13-16              9                   9/30=.3= 30%

17-20              6                   6/30=.2= 20%

21-24              1                            3.3%

25-28              2                            6.7%

29-32              5                           16.7%

33-36              5                           16.7%

37-40             2                              6.7%



Section 2.2

Histogram-Graph with bars representing the frequency in each class. Bars will touch unless there is a class with 0 as a frequency. The horizontal scale represents the classes and the vertical scale the frequencies.


I've taken the frequency distribution in the previous section and made a histogram. Please note that the class boundaries were used along the horizontal scale. The bars represent the frequencies in each one of the classes. Basically, a histogram is a graphical representation of a frequency distribution. We're just trying to find out where the data falls. We can see here that a majority of the fish are smaller, not many in the mid range, and a good number of larger fish.

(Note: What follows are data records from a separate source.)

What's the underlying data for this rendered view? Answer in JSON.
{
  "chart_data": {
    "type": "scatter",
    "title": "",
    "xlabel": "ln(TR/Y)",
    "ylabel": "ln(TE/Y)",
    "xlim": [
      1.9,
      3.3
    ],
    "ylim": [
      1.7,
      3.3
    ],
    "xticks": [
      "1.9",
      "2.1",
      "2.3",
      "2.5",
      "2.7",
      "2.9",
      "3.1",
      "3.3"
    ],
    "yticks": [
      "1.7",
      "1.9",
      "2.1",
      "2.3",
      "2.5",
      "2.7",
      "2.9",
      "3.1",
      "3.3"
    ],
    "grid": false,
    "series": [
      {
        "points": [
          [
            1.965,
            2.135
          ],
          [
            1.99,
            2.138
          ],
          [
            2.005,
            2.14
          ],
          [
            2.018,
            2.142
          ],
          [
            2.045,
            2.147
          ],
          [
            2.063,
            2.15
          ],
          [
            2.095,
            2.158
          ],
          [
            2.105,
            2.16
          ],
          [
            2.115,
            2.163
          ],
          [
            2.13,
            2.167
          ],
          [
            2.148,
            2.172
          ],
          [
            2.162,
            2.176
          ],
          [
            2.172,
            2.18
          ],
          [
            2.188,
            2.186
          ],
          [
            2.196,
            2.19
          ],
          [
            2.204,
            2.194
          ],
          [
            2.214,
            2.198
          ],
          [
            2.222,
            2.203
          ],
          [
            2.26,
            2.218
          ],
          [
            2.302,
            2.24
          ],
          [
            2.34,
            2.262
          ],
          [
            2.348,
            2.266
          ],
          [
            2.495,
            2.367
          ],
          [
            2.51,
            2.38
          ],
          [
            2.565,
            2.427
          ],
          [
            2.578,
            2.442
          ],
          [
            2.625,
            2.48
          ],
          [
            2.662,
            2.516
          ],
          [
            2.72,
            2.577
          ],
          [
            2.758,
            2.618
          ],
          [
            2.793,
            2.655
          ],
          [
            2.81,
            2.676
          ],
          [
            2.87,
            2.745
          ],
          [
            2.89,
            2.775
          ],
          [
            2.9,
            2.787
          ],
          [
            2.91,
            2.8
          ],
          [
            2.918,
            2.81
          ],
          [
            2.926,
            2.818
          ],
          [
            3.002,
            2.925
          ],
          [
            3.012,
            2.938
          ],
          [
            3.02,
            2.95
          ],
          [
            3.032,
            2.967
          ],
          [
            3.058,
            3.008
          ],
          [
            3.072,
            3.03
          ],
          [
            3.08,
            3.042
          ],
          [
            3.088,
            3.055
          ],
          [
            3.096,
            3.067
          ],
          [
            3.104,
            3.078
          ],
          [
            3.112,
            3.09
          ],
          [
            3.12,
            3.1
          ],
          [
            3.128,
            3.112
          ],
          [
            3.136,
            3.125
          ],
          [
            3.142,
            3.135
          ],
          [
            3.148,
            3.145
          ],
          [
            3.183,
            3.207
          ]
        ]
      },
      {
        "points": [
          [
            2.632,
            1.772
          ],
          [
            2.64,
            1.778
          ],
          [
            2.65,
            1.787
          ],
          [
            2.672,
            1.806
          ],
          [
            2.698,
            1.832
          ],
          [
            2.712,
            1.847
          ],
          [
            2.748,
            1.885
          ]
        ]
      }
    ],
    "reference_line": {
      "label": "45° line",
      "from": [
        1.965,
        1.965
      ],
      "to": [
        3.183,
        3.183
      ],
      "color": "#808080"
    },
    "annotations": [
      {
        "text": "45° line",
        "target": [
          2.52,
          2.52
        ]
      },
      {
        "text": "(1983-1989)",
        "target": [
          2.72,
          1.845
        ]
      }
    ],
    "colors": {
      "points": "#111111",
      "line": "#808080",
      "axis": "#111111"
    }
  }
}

Dotplot-graph of data where a dot is placed above the value it is to represent.  This graph has the same effect as the histogram as you can see where the data lies.

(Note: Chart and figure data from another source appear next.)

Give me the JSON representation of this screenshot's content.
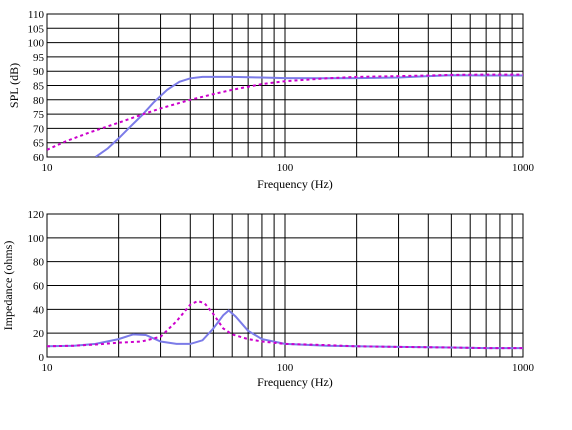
{
  "chart_data": [
    {
      "type": "line",
      "xscale": "log",
      "xlim": [
        10,
        1000
      ],
      "ylim": [
        60,
        110
      ],
      "xlabel": "Frequency (Hz)",
      "ylabel": "SPL (dB)",
      "x_ticks": [
        10,
        100,
        1000
      ],
      "x_tick_labels": [
        "10",
        "100",
        "1000"
      ],
      "y_ticks": [
        60,
        65,
        70,
        75,
        80,
        85,
        90,
        95,
        100,
        105,
        110
      ],
      "y_tick_labels": [
        "60",
        "65",
        "70",
        "75",
        "80",
        "85",
        "90",
        "95",
        "100",
        "105",
        "110"
      ],
      "grid": true,
      "series": [
        {
          "color": "#7b7be8",
          "dash": "solid",
          "x": [
            16,
            18,
            20,
            22,
            25,
            28,
            32,
            36,
            40,
            45,
            50,
            60,
            80,
            100,
            150,
            200,
            300,
            400,
            500,
            700,
            1000
          ],
          "y": [
            60,
            63,
            66.5,
            70,
            74.5,
            79,
            83.5,
            86.3,
            87.5,
            88,
            88,
            88,
            87.8,
            87.6,
            87.5,
            87.6,
            87.8,
            88.3,
            88.6,
            88.5,
            88.5
          ]
        },
        {
          "color": "#cc00cc",
          "dash": "dashed",
          "x": [
            10,
            12,
            15,
            20,
            25,
            30,
            40,
            50,
            60,
            80,
            100,
            150,
            200,
            300,
            400,
            500,
            700,
            1000
          ],
          "y": [
            62.5,
            65.5,
            68.5,
            72,
            74.8,
            77,
            80,
            82,
            83.5,
            85.5,
            86.5,
            87.5,
            88,
            88.3,
            88.5,
            88.7,
            88.8,
            88.8
          ]
        }
      ]
    },
    {
      "type": "line",
      "xscale": "log",
      "xlim": [
        10,
        1000
      ],
      "ylim": [
        0,
        120
      ],
      "xlabel": "Frequency (Hz)",
      "ylabel": "Impedance (ohms)",
      "x_ticks": [
        10,
        100,
        1000
      ],
      "x_tick_labels": [
        "10",
        "100",
        "1000"
      ],
      "y_ticks": [
        0,
        20,
        40,
        60,
        80,
        100,
        120
      ],
      "y_tick_labels": [
        "0",
        "20",
        "40",
        "60",
        "80",
        "100",
        "120"
      ],
      "grid": true,
      "series": [
        {
          "color": "#7b7be8",
          "dash": "solid",
          "x": [
            10,
            13,
            16,
            20,
            23,
            26,
            30,
            35,
            40,
            45,
            50,
            55,
            58,
            62,
            70,
            80,
            100,
            150,
            200,
            300,
            500,
            700,
            1000
          ],
          "y": [
            9,
            9.5,
            11,
            15,
            19,
            18.5,
            13,
            11,
            11,
            14,
            24,
            35,
            39,
            34,
            22,
            15,
            11,
            9.5,
            9,
            8.5,
            8,
            7.5,
            7.5
          ]
        },
        {
          "color": "#cc00cc",
          "dash": "dashed",
          "x": [
            10,
            13,
            16,
            20,
            25,
            30,
            35,
            40,
            43,
            46,
            50,
            55,
            60,
            70,
            80,
            100,
            150,
            200,
            300,
            500,
            700,
            1000
          ],
          "y": [
            9,
            9.5,
            10.5,
            12,
            13,
            17,
            30,
            44,
            47,
            45,
            36,
            24,
            19,
            15,
            13,
            11,
            10,
            9,
            8.5,
            8,
            7.5,
            7.5
          ]
        }
      ]
    }
  ]
}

Fish Length (in) (Rockfish, California Halibut, and Lingcod lengths from a mercury study that a few buddies and I are conducting in Northern California)

26.50, 29.50, 24.70, 29, 29.25, 22, 14, 14, 16, 16.25, 16.25, 17, 19, 20, 13.25, 15.50, 16, 16, 16.75, 17.75, 18, 28.75, 29, 33.50, 33.50, 33.50, 34, 35, 38.50, 40

Statcrunch instructions (I highly recommend using statcrunch for this course as it will be very helpful)

Dotplot: Click the little box to the right of the data set  (in the homework and test questions) and select "Open in Statcrunch". Now that Statcrunch is open, click "Graph" and then "Dotplot".  Select the variable.  Click "Compute".

Stem and leaf plot- Graph where the data is broken up in two parts, the stem and leaf.  The stem is the left most digit or digits and the leaf would be the right most digit or digits.

Using the same fish length data:

Variable: fish lengths

Decimal point is 1 digit(s) to the right of the colon.

Leaf unit = 1

1 : 344

1 : 66666677889

2 : 02

2 : 579999

3 : 04444

3 : 59

4 : 0

Note: the decimals in the original data were ignored so 16, 16.25, and 16.75 are all represented as 1 : 6 

If you turn the stem and leaf 90 degrees you can see the resemblance to the histogram.  Longer the string of digits, the more data in that group.

Statcrunch instructions (I highly recommend using statcrunch for this course as it will be very helpful)

Stem and Leaf Plot: Click the little box to the right of the data set  (in the homework and test questions) and select "Open in Statcrunch". Now that Statcrunch is open, click "Graph" and then "Stem and Leaf".  Select the variable.  Click "Compute".

 

Many of the problems in this section will ask if the data is approximately normally distributed.  What we are referring to is the shape of the data...does it resemble the below shape?

Normal curve

If we can put a normal curve over the histogram/dotplot/stem and leaf and it looks to have roughly the same shape, then it would be considered approximately normally distributed as we see below. 

2.4 #6

Construct a Scatterplot.

Bear chest size   Bear Weight

26                                   80

45                                 344

54                                 416

49                                 348

35                                166

41                                220

41                                262

Statcrunch instructions (I highly recommend using statcrunch for this course as it will be very helpful)

Scatter plot: Click the little box to the right of the data set (in the homework and test questions) and select "Open in Statcrunch". Now that Statcrunch is open, click "Graph" and then "Scatter Plot".  Select the two variables for the X variable and Y variable.  Click "Compute".